Daniil looked at you for a moment, letting the silence stretch, but not uncomfortably so. Then the corner of his mouth curved - not the cutting academic smile, not the mocking elevation, but the unguarded one that lived only here, in rooms with the curtains drawn. The one only you were privy to see.
"Diabolical," he said softly. He settled beside you, drawing the coverlet up with care, tucking it against your shoulder with the same meticulous attention he brought to everything. To the things he most cherished. His arm came around you. "Remain still. Your core temperature has dropped two degrees, and I refuse to lose you to pneumonia after all that effort."
"All that effort," you repeated.
"Considerable effort," Daniil said firmly, pulling you closer. "Years of study. A medical degree.
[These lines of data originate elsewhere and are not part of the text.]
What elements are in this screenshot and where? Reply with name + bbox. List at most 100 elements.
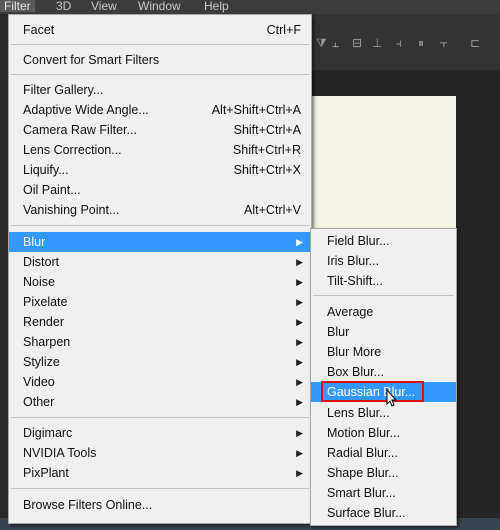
menu-item-label: Oil Paint... [23, 183, 81, 197]
submenu-item-label: Iris Blur... [327, 254, 380, 268]
menu-item-label: Blur [23, 235, 46, 249]
submenu-item-smart-blur[interactable]: Smart Blur... [311, 483, 456, 503]
filter-menu: Facet Ctrl+F Convert for Smart Filters F… [8, 14, 312, 524]
submenu-item-radial-blur[interactable]: Radial Blur... [311, 443, 456, 463]
submenu-item-shape-blur[interactable]: Shape Blur... [311, 463, 456, 483]
distribute-icon[interactable]: ⊏ [470, 36, 480, 50]
menu-item-label: Vanishing Point... [23, 203, 120, 217]
align-right-icon[interactable]: ⫟ [440, 36, 447, 50]
submenu-item-box-blur[interactable]: Box Blur... [311, 362, 456, 382]
submenu-item-label: Box Blur... [327, 365, 384, 379]
submenu-item-field-blur[interactable]: Field Blur... [311, 231, 456, 251]
menu-item-label: Other [23, 395, 55, 409]
submenu-item-label: Blur [327, 325, 350, 339]
menu-item-label: Noise [23, 275, 55, 289]
align-vcenter-icon[interactable]: ⊟ [352, 36, 362, 50]
menu-item-stylize[interactable]: Stylize ▶ [9, 352, 311, 372]
submenu-item-blur-more[interactable]: Blur More [311, 342, 456, 362]
submenu-item-label: Motion Blur... [327, 426, 400, 440]
align-hcenter-icon[interactable]: ⏸ [418, 36, 424, 50]
menu-separator [11, 74, 309, 75]
menu-item-pixplant[interactable]: PixPlant ▶ [9, 463, 311, 483]
menu-item-label: Render [23, 315, 64, 329]
menu-filter[interactable]: Filter [0, 0, 35, 12]
submenu-arrow-icon: ▶ [296, 317, 303, 327]
menu-separator [11, 225, 309, 226]
submenu-arrow-icon: ▶ [296, 277, 303, 287]
submenu-item-label: Field Blur... [327, 234, 390, 248]
submenu-item-motion-blur[interactable]: Motion Blur... [311, 423, 456, 443]
menu-item-liquify[interactable]: Liquify... Shift+Ctrl+X [9, 160, 311, 180]
submenu-item-blur[interactable]: Blur [311, 322, 456, 342]
menu-item-label: Liquify... [23, 163, 69, 177]
menu-item-vanishing-point[interactable]: Vanishing Point... Alt+Ctrl+V [9, 200, 311, 220]
submenu-arrow-icon: ▶ [296, 428, 303, 438]
submenu-item-label: Surface Blur... [327, 506, 406, 520]
menu-item-sharpen[interactable]: Sharpen ▶ [9, 332, 311, 352]
menu-item-label: Camera Raw Filter... [23, 123, 137, 137]
menu-item-shortcut: Shift+Ctrl+A [233, 123, 301, 137]
menu-item-label: Sharpen [23, 335, 71, 349]
menu-item-label: Convert for Smart Filters [23, 53, 160, 67]
align-top-icon[interactable]: ⫠ [332, 36, 339, 50]
menu-item-shortcut: Alt+Shift+Ctrl+A [211, 103, 301, 117]
submenu-item-label: Tilt-Shift... [327, 274, 383, 288]
menu-item-browse-filters-online[interactable]: Browse Filters Online... [9, 495, 311, 515]
menu-item-video[interactable]: Video ▶ [9, 372, 311, 392]
submenu-arrow-icon: ▶ [296, 357, 303, 367]
menu-separator [11, 417, 309, 418]
menu-item-shortcut: Shift+Ctrl+R [232, 143, 301, 157]
menu-item-lens-correction[interactable]: Lens Correction... Shift+Ctrl+R [9, 140, 311, 160]
menu-item-label: Distort [23, 255, 60, 269]
menu-3d[interactable]: 3D [52, 0, 75, 12]
menu-view[interactable]: View [87, 0, 121, 12]
align-bottom-icon[interactable]: ⊥ [372, 36, 382, 50]
menu-window[interactable]: Window [134, 0, 185, 12]
menu-item-label: Filter Gallery... [23, 83, 104, 97]
submenu-item-iris-blur[interactable]: Iris Blur... [311, 251, 456, 271]
menu-item-oil-paint[interactable]: Oil Paint... [9, 180, 311, 200]
submenu-item-surface-blur[interactable]: Surface Blur... [311, 503, 456, 523]
menu-item-digimarc[interactable]: Digimarc ▶ [9, 423, 311, 443]
menu-item-label: PixPlant [23, 466, 69, 480]
align-icon[interactable]: ⧩ [316, 36, 327, 50]
menu-item-noise[interactable]: Noise ▶ [9, 272, 311, 292]
menu-item-label: Stylize [23, 355, 60, 369]
menu-item-shortcut: Ctrl+F [266, 23, 301, 37]
blur-submenu: Field Blur... Iris Blur... Tilt-Shift...… [310, 228, 457, 526]
menu-item-label: Pixelate [23, 295, 68, 309]
menu-item-blur[interactable]: Blur ▶ [9, 232, 311, 252]
menu-item-label: Video [23, 375, 55, 389]
submenu-arrow-icon: ▶ [296, 237, 303, 247]
submenu-arrow-icon: ▶ [296, 377, 303, 387]
app-menubar: Filter 3D View Window Help [0, 0, 500, 14]
mouse-cursor-icon [386, 389, 398, 407]
menu-item-other[interactable]: Other ▶ [9, 392, 311, 412]
submenu-item-label: Lens Blur... [327, 406, 390, 420]
menu-item-facet[interactable]: Facet Ctrl+F [9, 20, 311, 40]
menu-item-camera-raw-filter[interactable]: Camera Raw Filter... Shift+Ctrl+A [9, 120, 311, 140]
submenu-item-tilt-shift[interactable]: Tilt-Shift... [311, 271, 456, 291]
menu-item-label: Facet [23, 23, 55, 37]
menu-item-nvidia-tools[interactable]: NVIDIA Tools ▶ [9, 443, 311, 463]
menu-item-shortcut: Alt+Ctrl+V [244, 203, 301, 217]
align-left-icon[interactable]: ⫞ [396, 36, 402, 50]
menu-help[interactable]: Help [200, 0, 233, 12]
submenu-arrow-icon: ▶ [296, 397, 303, 407]
menu-item-convert-smart-filters[interactable]: Convert for Smart Filters [9, 50, 311, 70]
menu-item-render[interactable]: Render ▶ [9, 312, 311, 332]
submenu-item-label: Average [327, 305, 374, 319]
highlight-annotation-box [321, 381, 424, 402]
submenu-item-average[interactable]: Average [311, 302, 456, 322]
menu-item-label: Browse Filters Online... [23, 498, 153, 512]
menu-item-pixelate[interactable]: Pixelate ▶ [9, 292, 311, 312]
menu-item-label: Digimarc [23, 426, 73, 440]
menu-item-adaptive-wide-angle[interactable]: Adaptive Wide Angle... Alt+Shift+Ctrl+A [9, 100, 311, 120]
submenu-item-label: Smart Blur... [327, 486, 396, 500]
menu-item-label: Lens Correction... [23, 143, 122, 157]
submenu-arrow-icon: ▶ [296, 337, 303, 347]
menu-item-distort[interactable]: Distort ▶ [9, 252, 311, 272]
menu-item-filter-gallery[interactable]: Filter Gallery... [9, 80, 311, 100]
submenu-arrow-icon: ▶ [296, 448, 303, 458]
options-toolbar: ⧩ ⫠ ⊟ ⊥ ⫞ ⏸ ⫟ ⊏ [310, 14, 500, 70]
Applied research." A pause, in which the lamplight guttered gently. "You are welcome."
You tucked your face into his chest and felt, beneath your cheek, the strong, slightly too-fast beat of a heart that would never, on any public occasion, admit to its own warmth.
Outside, the Capital settled into the deep hours. Inside, Daniil Dankovsky held you with the careful grip of a man who has found the one variable that makes all the other equations worth solving, and had absolutely no intention of letting go.